Rafał Tkacz i dr Błażej Choroś o wyborach do Parlamentu Europejskiego
- Większość protestów wyborczych została odrzucona, ale jeden uznaliśmy za słuszny i dlatego 10 lutego odbędą się ponowne wybory radnego w jednym okręgu w Lasowicach Wielkich. Mamy także wybory uzupełniające w Turawie i Głogówku - mówił w rozmowie "W cztery oczy" Rafał Tkacz, dyrektor opolskiej delegatury KBW.
Nasz gość mówił także o zaplanowanych na 26 maja wyborach do Europarlamentu. Polacy wybiorą 51 europosłów, przy czym ordynacja jest na tyle złożona, że nie da się dziś ocenić, ile mandatów przypadnie na okręg 12, w którym są Dolny Śląsk i Opolszczyzna. Tu dużo zależy od frekwencji - jeśli w innych okręgach będzie wyższa, mogą przejąć mandat, który teoretycznie mógłby przypaść kandydatowi z naszego okręgu.

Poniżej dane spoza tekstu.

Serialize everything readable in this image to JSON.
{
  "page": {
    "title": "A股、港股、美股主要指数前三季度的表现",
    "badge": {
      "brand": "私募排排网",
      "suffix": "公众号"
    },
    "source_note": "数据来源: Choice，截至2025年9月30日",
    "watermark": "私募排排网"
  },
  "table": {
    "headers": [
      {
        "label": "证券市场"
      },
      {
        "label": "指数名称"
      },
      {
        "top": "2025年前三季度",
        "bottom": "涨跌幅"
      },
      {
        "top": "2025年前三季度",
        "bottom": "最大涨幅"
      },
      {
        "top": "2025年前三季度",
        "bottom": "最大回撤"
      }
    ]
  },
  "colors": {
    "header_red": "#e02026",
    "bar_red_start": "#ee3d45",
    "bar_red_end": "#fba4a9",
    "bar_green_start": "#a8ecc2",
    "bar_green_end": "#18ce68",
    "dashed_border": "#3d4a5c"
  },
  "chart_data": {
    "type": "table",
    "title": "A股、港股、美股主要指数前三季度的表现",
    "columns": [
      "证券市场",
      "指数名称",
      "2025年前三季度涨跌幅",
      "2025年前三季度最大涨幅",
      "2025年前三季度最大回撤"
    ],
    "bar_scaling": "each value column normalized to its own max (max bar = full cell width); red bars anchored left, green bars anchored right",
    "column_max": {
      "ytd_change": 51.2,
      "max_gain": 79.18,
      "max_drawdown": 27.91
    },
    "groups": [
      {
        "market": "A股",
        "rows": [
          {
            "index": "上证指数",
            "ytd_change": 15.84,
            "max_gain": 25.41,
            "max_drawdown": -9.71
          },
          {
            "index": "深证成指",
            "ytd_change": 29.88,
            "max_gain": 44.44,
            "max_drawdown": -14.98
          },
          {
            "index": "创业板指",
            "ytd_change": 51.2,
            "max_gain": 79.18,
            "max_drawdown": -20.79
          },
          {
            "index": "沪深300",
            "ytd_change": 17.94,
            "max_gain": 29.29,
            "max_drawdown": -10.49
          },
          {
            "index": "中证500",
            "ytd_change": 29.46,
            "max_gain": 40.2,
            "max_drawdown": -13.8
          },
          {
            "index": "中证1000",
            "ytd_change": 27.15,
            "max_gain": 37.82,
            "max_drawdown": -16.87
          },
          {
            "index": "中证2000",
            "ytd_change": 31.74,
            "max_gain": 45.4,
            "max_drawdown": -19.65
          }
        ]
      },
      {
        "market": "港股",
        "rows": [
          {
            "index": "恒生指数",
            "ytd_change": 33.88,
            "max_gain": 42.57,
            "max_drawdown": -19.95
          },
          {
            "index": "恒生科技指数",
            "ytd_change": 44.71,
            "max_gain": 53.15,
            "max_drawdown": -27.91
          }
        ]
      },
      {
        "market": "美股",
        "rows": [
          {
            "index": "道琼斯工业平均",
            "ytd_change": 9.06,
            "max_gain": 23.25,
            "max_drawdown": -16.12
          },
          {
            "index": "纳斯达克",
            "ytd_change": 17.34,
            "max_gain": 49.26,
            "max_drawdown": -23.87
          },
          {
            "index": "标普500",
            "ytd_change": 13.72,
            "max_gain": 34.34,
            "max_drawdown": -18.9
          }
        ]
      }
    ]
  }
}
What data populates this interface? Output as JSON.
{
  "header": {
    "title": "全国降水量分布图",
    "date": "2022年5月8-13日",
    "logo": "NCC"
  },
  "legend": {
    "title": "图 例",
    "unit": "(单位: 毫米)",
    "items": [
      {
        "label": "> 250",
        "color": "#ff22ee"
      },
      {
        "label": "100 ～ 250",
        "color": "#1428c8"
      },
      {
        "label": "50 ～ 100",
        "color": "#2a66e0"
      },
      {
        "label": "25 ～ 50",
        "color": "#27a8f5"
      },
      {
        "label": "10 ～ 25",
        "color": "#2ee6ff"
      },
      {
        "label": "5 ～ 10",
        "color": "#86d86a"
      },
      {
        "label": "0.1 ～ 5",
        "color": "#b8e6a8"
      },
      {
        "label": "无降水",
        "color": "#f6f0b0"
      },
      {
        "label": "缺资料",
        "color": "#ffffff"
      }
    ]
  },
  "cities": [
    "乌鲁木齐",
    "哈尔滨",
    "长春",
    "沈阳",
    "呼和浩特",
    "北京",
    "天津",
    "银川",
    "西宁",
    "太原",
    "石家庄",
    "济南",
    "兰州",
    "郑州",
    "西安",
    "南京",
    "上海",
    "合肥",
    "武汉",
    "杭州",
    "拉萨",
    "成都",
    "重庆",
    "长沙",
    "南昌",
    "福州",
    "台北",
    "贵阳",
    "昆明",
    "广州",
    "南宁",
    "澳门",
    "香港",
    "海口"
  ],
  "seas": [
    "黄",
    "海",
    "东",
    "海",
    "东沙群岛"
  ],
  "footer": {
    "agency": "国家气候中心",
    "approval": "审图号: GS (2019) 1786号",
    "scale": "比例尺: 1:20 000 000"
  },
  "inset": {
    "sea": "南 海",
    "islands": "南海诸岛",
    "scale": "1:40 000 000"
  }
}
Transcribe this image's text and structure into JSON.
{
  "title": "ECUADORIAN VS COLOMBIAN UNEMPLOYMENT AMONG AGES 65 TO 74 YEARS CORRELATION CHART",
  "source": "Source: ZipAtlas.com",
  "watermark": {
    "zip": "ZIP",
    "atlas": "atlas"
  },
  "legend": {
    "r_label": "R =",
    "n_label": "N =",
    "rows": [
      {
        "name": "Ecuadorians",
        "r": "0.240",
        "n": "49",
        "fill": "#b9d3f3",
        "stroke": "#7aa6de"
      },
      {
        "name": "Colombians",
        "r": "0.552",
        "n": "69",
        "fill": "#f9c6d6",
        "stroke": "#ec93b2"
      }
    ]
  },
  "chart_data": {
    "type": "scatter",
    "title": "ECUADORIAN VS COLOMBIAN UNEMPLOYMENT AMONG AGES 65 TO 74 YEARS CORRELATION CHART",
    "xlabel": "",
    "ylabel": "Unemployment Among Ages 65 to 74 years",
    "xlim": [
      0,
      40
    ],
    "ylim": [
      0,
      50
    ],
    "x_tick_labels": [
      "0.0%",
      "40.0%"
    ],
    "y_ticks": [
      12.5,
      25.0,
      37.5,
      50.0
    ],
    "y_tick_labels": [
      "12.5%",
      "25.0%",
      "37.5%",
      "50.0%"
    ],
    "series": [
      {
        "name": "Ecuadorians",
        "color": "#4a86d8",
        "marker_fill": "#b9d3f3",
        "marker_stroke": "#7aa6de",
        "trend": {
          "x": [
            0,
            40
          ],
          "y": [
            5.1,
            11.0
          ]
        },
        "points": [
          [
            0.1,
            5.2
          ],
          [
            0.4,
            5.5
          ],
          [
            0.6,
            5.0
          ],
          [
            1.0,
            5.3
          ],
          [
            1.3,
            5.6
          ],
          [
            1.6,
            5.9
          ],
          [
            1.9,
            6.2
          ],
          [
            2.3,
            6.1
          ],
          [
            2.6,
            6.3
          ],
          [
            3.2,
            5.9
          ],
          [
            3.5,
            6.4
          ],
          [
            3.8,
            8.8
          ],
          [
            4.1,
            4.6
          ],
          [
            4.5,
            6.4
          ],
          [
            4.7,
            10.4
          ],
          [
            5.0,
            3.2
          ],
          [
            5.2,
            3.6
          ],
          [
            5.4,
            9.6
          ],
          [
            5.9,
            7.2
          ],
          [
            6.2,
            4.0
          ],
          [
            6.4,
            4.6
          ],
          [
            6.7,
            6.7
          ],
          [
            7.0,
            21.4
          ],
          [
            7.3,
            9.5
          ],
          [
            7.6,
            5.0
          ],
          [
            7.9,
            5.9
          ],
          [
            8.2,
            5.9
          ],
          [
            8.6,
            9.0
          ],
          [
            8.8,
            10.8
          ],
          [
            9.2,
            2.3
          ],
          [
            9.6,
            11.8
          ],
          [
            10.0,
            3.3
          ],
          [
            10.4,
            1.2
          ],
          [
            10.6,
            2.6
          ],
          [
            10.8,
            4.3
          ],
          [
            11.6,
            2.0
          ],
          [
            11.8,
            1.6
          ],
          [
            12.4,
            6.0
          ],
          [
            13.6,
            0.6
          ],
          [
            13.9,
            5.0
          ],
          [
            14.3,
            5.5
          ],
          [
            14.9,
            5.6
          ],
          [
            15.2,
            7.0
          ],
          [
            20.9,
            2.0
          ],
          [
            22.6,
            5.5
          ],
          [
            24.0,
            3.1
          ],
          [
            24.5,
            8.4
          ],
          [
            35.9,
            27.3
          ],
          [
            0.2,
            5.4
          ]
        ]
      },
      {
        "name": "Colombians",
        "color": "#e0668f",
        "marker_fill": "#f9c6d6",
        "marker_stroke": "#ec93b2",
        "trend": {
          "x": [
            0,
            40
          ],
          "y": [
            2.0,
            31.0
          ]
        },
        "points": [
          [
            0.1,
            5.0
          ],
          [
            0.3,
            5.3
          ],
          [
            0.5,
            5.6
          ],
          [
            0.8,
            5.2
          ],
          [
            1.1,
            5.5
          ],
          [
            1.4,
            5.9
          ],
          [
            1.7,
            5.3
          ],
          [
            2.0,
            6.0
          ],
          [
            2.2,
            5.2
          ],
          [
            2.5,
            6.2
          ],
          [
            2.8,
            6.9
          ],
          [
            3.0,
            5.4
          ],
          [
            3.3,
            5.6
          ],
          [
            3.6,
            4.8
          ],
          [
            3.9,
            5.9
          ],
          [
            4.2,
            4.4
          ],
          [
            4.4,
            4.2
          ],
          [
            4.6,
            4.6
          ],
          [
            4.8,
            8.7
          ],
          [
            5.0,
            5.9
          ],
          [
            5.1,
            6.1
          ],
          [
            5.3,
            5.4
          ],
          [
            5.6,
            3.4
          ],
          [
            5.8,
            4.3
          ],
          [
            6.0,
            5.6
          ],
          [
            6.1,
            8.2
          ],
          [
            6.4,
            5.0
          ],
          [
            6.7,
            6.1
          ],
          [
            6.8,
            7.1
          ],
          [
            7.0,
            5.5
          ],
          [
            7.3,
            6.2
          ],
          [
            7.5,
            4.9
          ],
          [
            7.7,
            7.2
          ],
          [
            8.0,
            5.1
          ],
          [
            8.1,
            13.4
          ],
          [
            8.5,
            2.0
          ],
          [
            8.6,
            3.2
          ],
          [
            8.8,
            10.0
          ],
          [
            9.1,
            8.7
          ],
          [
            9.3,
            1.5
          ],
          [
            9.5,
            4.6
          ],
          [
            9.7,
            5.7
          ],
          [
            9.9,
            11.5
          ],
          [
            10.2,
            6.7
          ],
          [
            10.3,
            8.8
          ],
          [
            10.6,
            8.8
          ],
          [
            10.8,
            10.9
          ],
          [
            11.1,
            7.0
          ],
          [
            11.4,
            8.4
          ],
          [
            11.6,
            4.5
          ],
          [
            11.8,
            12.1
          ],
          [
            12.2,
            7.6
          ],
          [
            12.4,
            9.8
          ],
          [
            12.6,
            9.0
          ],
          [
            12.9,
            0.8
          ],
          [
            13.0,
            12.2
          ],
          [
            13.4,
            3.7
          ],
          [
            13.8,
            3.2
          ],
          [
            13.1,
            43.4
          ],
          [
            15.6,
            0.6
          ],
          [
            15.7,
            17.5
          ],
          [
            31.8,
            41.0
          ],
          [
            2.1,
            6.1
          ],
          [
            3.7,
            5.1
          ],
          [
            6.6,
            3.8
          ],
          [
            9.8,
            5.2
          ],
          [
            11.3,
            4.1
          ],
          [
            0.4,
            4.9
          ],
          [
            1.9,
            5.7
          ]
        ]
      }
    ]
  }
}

- Niestety w eurowyborach frekwencja na Opolszczyźnie nie przekracza 20 procent i jest najniższa w kraju. Opolskim kandydatom ciężko będzie wygrać z rywalami z Dolnego Śląska, bo tam frekwencja jest wyższa niż krajowa średnia - dodał Tkacz. Dyrektor delegatury KBW stwierdził także, że nie znamy jeszcze daty jesiennych wyborów do Sejmu i Senatu. Zostaną zarządzone w drugiej połowie sierpnia. Na Opolszczyźnie wybieramy 12 posłów i 3 senatorów.